Oakland first introduced the program in 2006 at its Cole Middle School. District leaders planned to close the school due to low test scores when it started a restorative justice pilot program. In the three years since embracing the practice, suspensions dropped by 87%, violence decreased dramatically and expulsions became non-existent. The district took notice and in 2009, it overhauled its system and made restorative justice the new model for handling disciplinary problems. In 2011 it hired a program manager and created a system to roll it out to all the schools in the district.
Restorative justice is a revolutionary program based on respect, responsibility, relationship-building and relationship-repairing. It focuses on mediation and agreement rather than punishment. It aims to keep kids in school and to create a safe environment where learning can flourish. And it appears to be working incredibly well.
“Restorative justice is a fundamental change in how you respond to rule violations and misbehavior,” said Ron Claassen, a pioneer of the program and Director of Restorative Justice in Schools. “The typical response to bad behavior is punishment. Restorative justice resolves disciplinary problems in a cooperative and constructive way.”
If a student misbehaves and a restorative justice system is in place, the offending student is given the chance to come forward and make things right. He sits down in a circle and works together with the teacher and the affected parties to work it out.
To facilitate the process, the teacher or mediator asks non-judgmental, restorative questions like, “What happened? How did it happen? What can we do to make it right?” Through their discussions, they all gain a better understanding as to what happened, why it happened and how the damage can be fixed. “They’ll talk about what can be done to repair the harm,” Yurem said about the process at OUSD, “They’ll come up with a plan and fulfill that plan. And hopefully the relationship will be stronger. It’s really all about relationships—building and repairing them.”

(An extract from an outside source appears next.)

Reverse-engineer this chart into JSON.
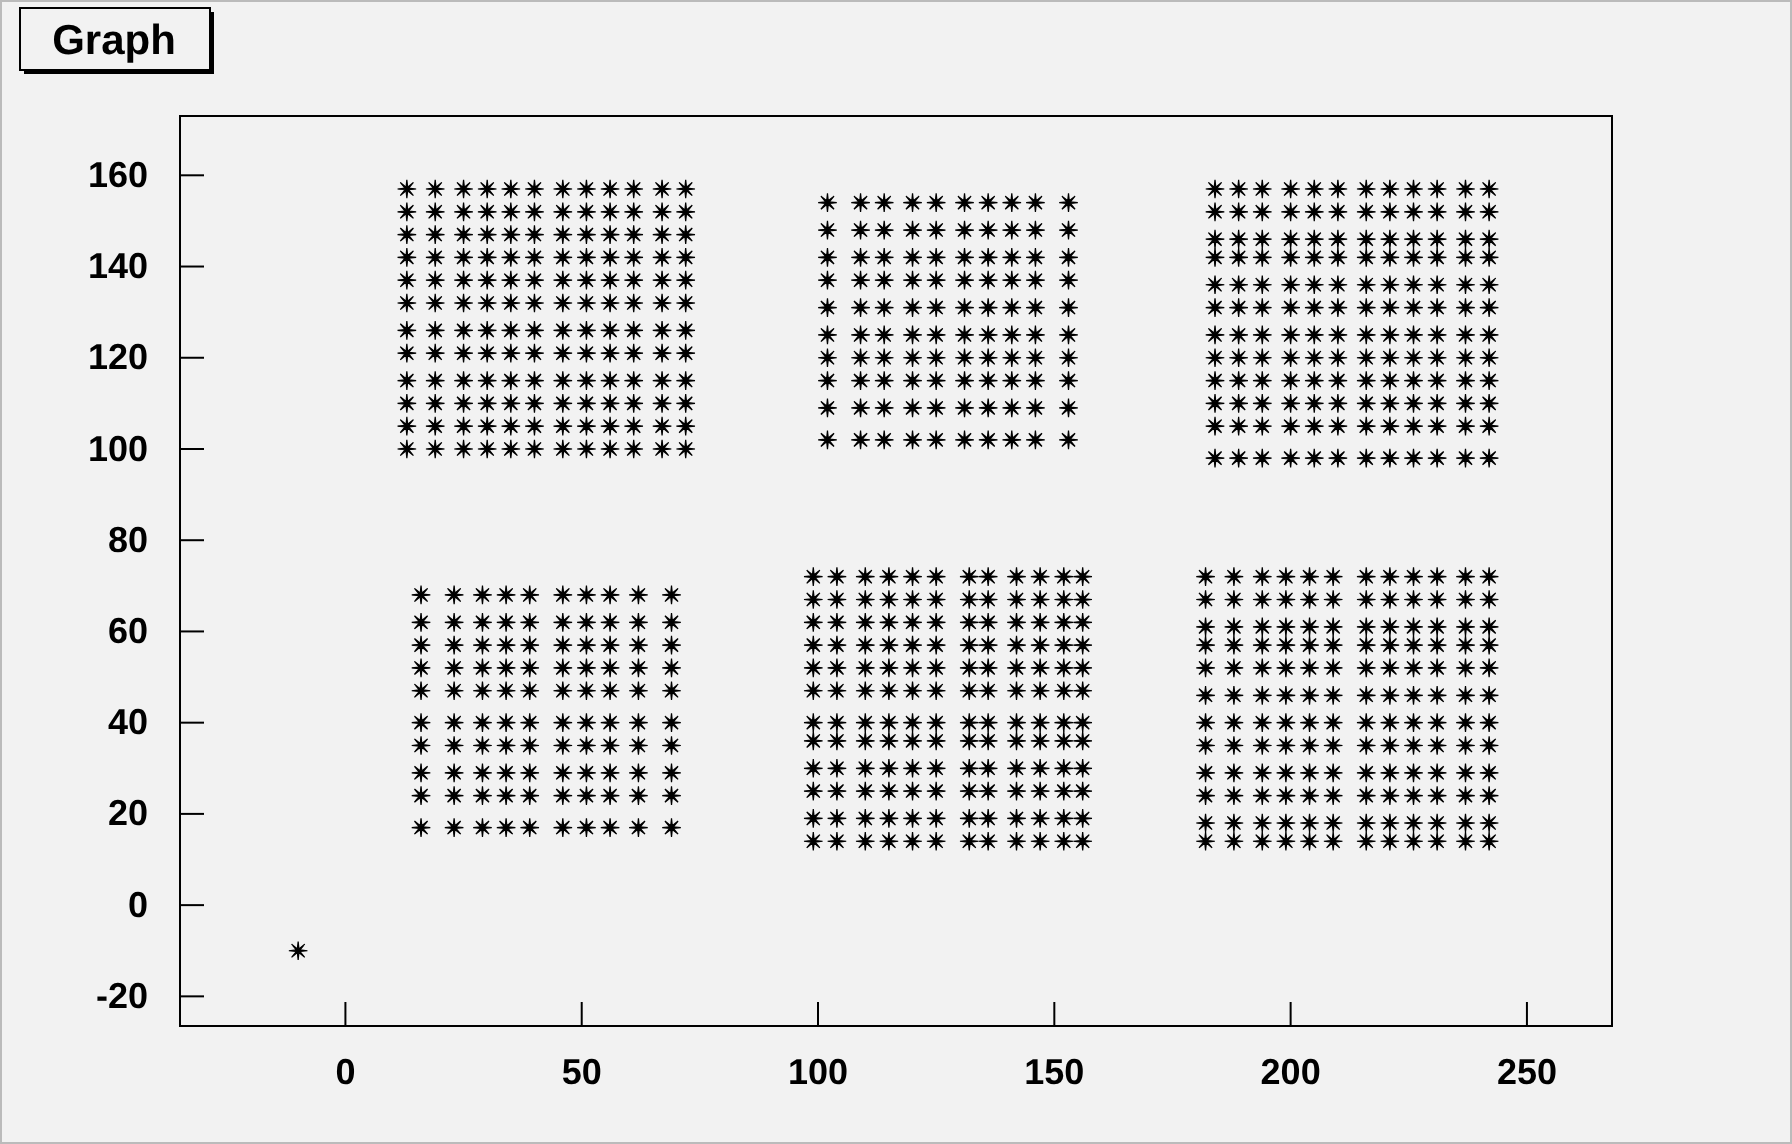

In Oakland, schools are using a three-tiered model of prevention/intervention/supported reentry. The first tier is all about community building as a preventive measure. They have regular classroom circles in which the students sit in with a restorative justice coordinator or a peer facilitator and share their inner most feelings.
“The circles are based on indigenous practices that value inclusiveness, respect, dealing with things as a community and supporting healing,” Yurem explained. “Kids really resonate with this process. I’ve seen kids share things that I was extremely surprised by, like eighth grade boys talking about what scares them. To seem weak in their world is a life-threatening thing so I was really impressed.” All of this sharing builds the foundation in which restorative discipline thrives. The second tier is intervention, in which teachers use restorative discipline practices like mediation and family/group circles to discuss and mend the harm that was done.
And the final tier supports the reentry of students who have been out of school due to suspension, expulsion, truancy or incarceration. Oakland schools aim to create a “wraparound” supportive environment when these students return. The goal is to set the kids up for success no matter what their past.